We go to the U for all Hope’s medical care. She had to have heart catherizations from time to time. Her cardiologist was moving and we were to meet her new doctor. Dr. D. We were nervous because we had had the same cardiologist for a long time. Dr. D heard Hope’s story from her previous cardiologist and decides to take Hope’s information with him to a nationwide cardiology conference where he presented her information. This is all before he has even had an appointment with us. He presented her case (a broken stent in her left pulmonary artery) to his colleagues and they decided what course of action he should take. She got the very best advice from the very best cardiologists across the nation. Why would he do that for a patient he had yet to even meet?

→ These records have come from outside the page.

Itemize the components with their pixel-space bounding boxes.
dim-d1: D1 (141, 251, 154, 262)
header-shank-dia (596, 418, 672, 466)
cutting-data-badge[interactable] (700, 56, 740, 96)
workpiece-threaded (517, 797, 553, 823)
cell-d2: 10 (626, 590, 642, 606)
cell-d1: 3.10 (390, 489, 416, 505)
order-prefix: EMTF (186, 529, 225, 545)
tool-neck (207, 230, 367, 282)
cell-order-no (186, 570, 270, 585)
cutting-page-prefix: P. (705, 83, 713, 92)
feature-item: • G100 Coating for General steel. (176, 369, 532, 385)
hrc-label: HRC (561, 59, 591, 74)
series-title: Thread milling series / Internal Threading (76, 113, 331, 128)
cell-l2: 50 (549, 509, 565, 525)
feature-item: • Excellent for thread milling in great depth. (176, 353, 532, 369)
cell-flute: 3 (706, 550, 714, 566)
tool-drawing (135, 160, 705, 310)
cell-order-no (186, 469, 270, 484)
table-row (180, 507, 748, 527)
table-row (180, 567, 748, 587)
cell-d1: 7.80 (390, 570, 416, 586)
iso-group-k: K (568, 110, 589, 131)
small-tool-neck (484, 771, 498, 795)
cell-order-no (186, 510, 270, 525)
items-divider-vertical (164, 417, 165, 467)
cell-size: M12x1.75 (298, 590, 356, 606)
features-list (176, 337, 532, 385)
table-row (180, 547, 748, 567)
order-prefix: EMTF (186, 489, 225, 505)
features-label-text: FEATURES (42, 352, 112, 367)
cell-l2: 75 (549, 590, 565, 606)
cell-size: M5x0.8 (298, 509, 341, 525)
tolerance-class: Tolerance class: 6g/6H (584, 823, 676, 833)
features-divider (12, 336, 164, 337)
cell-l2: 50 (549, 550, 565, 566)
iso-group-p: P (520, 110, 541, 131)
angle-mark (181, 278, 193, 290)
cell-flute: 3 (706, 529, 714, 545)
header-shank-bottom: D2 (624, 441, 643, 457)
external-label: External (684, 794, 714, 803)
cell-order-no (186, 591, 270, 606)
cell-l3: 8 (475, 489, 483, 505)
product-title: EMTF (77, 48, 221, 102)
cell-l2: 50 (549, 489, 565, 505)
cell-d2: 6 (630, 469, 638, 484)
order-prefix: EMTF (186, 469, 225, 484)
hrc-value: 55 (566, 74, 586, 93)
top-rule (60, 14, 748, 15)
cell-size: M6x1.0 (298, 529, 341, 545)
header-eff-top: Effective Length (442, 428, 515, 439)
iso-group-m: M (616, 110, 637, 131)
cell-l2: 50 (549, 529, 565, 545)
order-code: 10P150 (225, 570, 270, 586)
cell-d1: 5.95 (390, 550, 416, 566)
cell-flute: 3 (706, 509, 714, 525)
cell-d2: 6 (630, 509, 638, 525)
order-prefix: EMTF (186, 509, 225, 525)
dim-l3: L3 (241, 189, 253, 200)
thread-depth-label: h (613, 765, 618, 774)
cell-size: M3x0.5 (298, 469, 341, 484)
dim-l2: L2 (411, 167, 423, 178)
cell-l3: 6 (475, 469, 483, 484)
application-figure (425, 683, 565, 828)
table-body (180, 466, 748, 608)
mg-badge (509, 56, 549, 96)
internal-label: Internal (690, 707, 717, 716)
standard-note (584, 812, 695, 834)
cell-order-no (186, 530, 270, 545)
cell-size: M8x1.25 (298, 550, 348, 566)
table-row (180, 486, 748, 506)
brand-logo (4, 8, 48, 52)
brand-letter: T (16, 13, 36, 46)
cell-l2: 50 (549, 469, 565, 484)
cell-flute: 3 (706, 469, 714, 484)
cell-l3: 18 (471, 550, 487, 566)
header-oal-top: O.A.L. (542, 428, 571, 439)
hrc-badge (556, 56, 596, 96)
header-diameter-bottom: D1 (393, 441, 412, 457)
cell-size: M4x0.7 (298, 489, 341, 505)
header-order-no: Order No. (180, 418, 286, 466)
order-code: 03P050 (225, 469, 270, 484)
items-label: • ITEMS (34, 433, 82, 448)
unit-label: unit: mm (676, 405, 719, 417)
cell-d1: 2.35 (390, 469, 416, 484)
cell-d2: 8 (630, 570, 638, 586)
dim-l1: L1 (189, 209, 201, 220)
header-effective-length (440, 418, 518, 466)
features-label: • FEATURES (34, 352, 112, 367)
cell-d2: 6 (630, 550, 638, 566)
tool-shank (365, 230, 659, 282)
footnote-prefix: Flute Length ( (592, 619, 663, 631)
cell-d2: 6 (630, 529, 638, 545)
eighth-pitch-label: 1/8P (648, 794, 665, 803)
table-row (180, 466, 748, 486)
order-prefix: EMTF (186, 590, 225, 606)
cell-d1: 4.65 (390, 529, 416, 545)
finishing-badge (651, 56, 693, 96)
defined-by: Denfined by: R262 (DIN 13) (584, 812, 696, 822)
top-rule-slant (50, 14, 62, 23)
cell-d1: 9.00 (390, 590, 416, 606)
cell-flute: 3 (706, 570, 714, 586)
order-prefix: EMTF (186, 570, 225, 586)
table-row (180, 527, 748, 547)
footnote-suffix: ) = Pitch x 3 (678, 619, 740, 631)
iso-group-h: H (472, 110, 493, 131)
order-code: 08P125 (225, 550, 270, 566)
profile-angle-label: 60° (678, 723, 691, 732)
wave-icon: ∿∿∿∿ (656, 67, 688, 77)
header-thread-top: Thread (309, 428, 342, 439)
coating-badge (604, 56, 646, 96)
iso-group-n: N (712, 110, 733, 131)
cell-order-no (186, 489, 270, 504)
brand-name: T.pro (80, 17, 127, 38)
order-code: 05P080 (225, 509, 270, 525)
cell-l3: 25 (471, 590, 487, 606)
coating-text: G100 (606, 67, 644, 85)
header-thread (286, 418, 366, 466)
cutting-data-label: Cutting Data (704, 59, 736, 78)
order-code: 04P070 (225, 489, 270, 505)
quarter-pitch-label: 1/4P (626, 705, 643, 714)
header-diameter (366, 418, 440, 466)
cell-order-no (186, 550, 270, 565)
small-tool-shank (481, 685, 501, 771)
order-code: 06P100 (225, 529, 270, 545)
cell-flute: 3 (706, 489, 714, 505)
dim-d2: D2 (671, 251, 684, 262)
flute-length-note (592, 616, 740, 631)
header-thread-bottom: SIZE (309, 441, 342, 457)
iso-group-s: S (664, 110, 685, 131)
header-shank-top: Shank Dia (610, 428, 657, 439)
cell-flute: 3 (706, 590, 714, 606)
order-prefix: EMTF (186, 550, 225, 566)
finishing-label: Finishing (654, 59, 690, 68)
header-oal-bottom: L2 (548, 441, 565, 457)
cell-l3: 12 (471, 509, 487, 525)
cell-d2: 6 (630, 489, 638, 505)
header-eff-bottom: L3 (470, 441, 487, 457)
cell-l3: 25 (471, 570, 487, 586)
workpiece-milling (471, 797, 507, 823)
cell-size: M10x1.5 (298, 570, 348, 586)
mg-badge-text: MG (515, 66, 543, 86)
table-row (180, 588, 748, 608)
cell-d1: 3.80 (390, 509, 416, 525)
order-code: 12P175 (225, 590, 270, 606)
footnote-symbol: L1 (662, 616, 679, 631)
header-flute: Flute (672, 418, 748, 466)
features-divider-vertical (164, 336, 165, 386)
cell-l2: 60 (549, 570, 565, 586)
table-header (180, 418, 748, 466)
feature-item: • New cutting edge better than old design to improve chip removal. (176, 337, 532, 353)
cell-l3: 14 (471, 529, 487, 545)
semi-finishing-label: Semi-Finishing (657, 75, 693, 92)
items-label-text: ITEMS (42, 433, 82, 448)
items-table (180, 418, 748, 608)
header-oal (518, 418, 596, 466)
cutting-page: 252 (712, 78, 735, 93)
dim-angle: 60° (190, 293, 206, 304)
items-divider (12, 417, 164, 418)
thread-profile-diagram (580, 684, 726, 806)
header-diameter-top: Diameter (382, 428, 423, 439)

We discuss Benjamin’s case with this same doctor. He tells us while he was in New York he worked on a couple of cases like this. He says it’s an unusual case because most of these kids, who are born in the US, get it fixed right away and are completely healed. He has, however, worked on a couple of kids who were adopted with the same defect as Benjamin. He says he won’t be able to fix Benji, but he can buy him some time, maybe even 10 years. We have the utmost respect and trust for this doctor. How a doctor from New York ends up in Iowa, and has worked on cases like Benjamin’s, I don’t know, but I thank God every day that Dr. D is here.

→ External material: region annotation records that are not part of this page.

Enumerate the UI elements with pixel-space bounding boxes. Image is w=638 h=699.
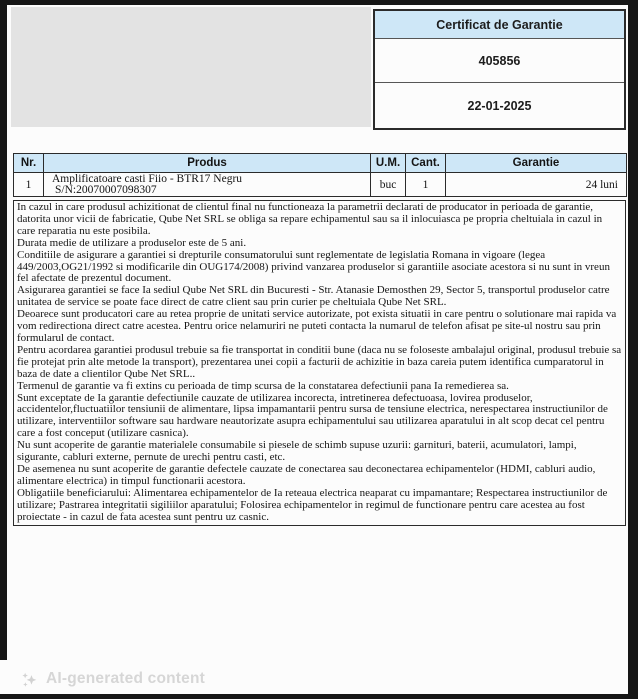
table-row xyxy=(14,173,627,197)
product-table-header-row xyxy=(14,154,627,173)
certificate-title: Certificat de Garantie xyxy=(374,10,625,39)
terms-paragraph: Conditiile de asigurare a garantiei si drepturile consumatorului sunt reglementate de legislatia Romana in vigoare (legea 449/2003,OG21/1992 si modificarile din OUG174/2008) privind vanzarea produselor si garantiile asociate acestora si nu sunt in vreun fel afectate de prezentul document. xyxy=(17,248,610,285)
ai-watermark-label: AI-generated content xyxy=(46,670,206,687)
column-header-garantie: Garantie xyxy=(446,154,627,173)
product-serial: S/N:20070007098307 xyxy=(55,183,157,196)
terms-paragraph: Deoarece sunt producatori care au retea proprie de unitati service autorizate, pot exista situatii in care pentru o solutionare mai rapida va vom redirectiona direct catre acestea. Pentru orice nelamuriri ne puteti contacta la numarul de telefon afisat pe site-ul nostru sau prin formularul de contact. xyxy=(17,308,617,344)
terms-paragraph: De asemenea nu sunt acoperite de garantie defectele cauzate de conectarea sau deconectarea echipamentelor (HDMI, cabluri audio, alimentare electrica) in timpul functionarii acestora. xyxy=(17,462,596,487)
viewer-frame-right xyxy=(628,0,638,699)
certificate-info-table xyxy=(373,9,626,130)
sparkle-icon xyxy=(20,670,39,689)
ai-watermark xyxy=(20,666,205,692)
certificate-date: 22-01-2025 xyxy=(374,83,625,130)
column-header-nr: Nr. xyxy=(14,154,44,173)
column-header-um: U.M. xyxy=(371,154,406,173)
product-qty-cell: 1 xyxy=(406,173,446,197)
terms-paragraph: Nu sunt acoperite de garantie materialele consumabile si piesele de schimb supuse uzurii: garnituri, baterii, acumulatori, lampi, sigurante, cabluri externe, pernute de urechi pentru casti, etc. xyxy=(17,439,577,464)
viewer-frame-bottom xyxy=(0,694,638,699)
column-header-cant: Cant. xyxy=(406,154,446,173)
terms-paragraph: Durata medie de utilizare a produselor este de 5 ani. xyxy=(17,236,247,249)
warranty-terms-box xyxy=(13,200,626,526)
terms-paragraph: Termenul de garantie va fi extins cu perioada de timp scursa de la constatarea defectiunii pana Ia remedierea sa. xyxy=(17,379,509,392)
product-table xyxy=(13,153,627,197)
product-name: Amplificatoare casti Fiio - BTR17 Negru xyxy=(52,172,243,185)
product-um-cell: buc xyxy=(371,173,406,197)
viewer-frame-top xyxy=(0,0,638,5)
certificate-number: 405856 xyxy=(374,39,625,83)
product-name-cell xyxy=(44,173,371,197)
viewer-frame-left xyxy=(0,0,7,660)
product-nr-cell: 1 xyxy=(14,173,44,197)
terms-paragraph: Pentru acordarea garantiei produsul trebuie sa fie transportat in conditii bune (daca nu se foloseste ambalajul original, produsul trebuie sa fie protejat prin alte metode la transport), prezentarea unei copii a facturii de achizitie in baza careia putem identifica cumparatorul in baza de date a clientilor Qube Net SRL.. xyxy=(17,343,622,380)
terms-paragraph: In cazul in care produsul achizitionat de clientul final nu functioneaza la parametrii declarati de producator in perioada de garantie, datorita unor vicii de fabricatie, Qube Net SRL se obliga sa repare echipamentul sau sa il inlocuiasca pe propria cheltuiala in cazul in care reparatia nu este posibila. xyxy=(17,201,603,237)
terms-paragraph: Obligatiile beneficiarului: Alimentarea echipamentelor de Ia reteaua electrica neaparat cu impamantare; Respectarea instructiunilor de utilizare; Pastrarea integritatii sigiliilor aparatului; Folosirea echipamentelor in regimul de functionare pentru care acestea au fost proiectate - in cazul de fata acestea sunt pentru uz casnic. xyxy=(17,486,608,523)
column-header-produs: Produs xyxy=(44,154,371,173)
logo-placeholder xyxy=(11,7,371,127)
terms-paragraph: Asigurarea garantiei se face Ia sediul Qube Net SRL din Bucuresti - Str. Atanasie Demosthen 29, Sector 5, transportul produselor catre unitatea de service se poate face direct de catre client sau prin curier pe cheltuiala Qube Net SRL. xyxy=(17,284,610,309)
terms-paragraph: Sunt exceptate de Ia garantie defectiunile cauzate de utilizarea incorecta, intretinerea defectuoasa, lovirea produselor, accidentelor,fluctuatiilor tensiunii de alimentare, lipsa impamantarii pentru sursa de tensiune electrica, nerespectarea instructiunilor de utilizare, interventiilor software sau hardware neautorizate asupra echipamentului sau utilizarea aparatului in alt scop decat cel pentru care a fost conceput (utilizare casnica). xyxy=(17,391,608,440)
product-warranty-cell: 24 luni xyxy=(446,173,627,197)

These are just a few of the things that have happened in Hope’s short little life. God is at work in the big and the little things. Trust in His plan. Trust that all things work together for good….not that all things are good. I am honored that He would see fit for me to see these things while I am still on this earth. I can’t imagine how many more will become clear to me when I hit heaven’s gates. I’m sure I will hit my knees thanking Him for coming to my rescue and praising Him for all the things my finite mind couldn’t even comprehend or missed completely and didn’t see while I was living. I am truly blown away at the many blessings I have received and the things that have worked out for the best when I thought it wasn’t even possible.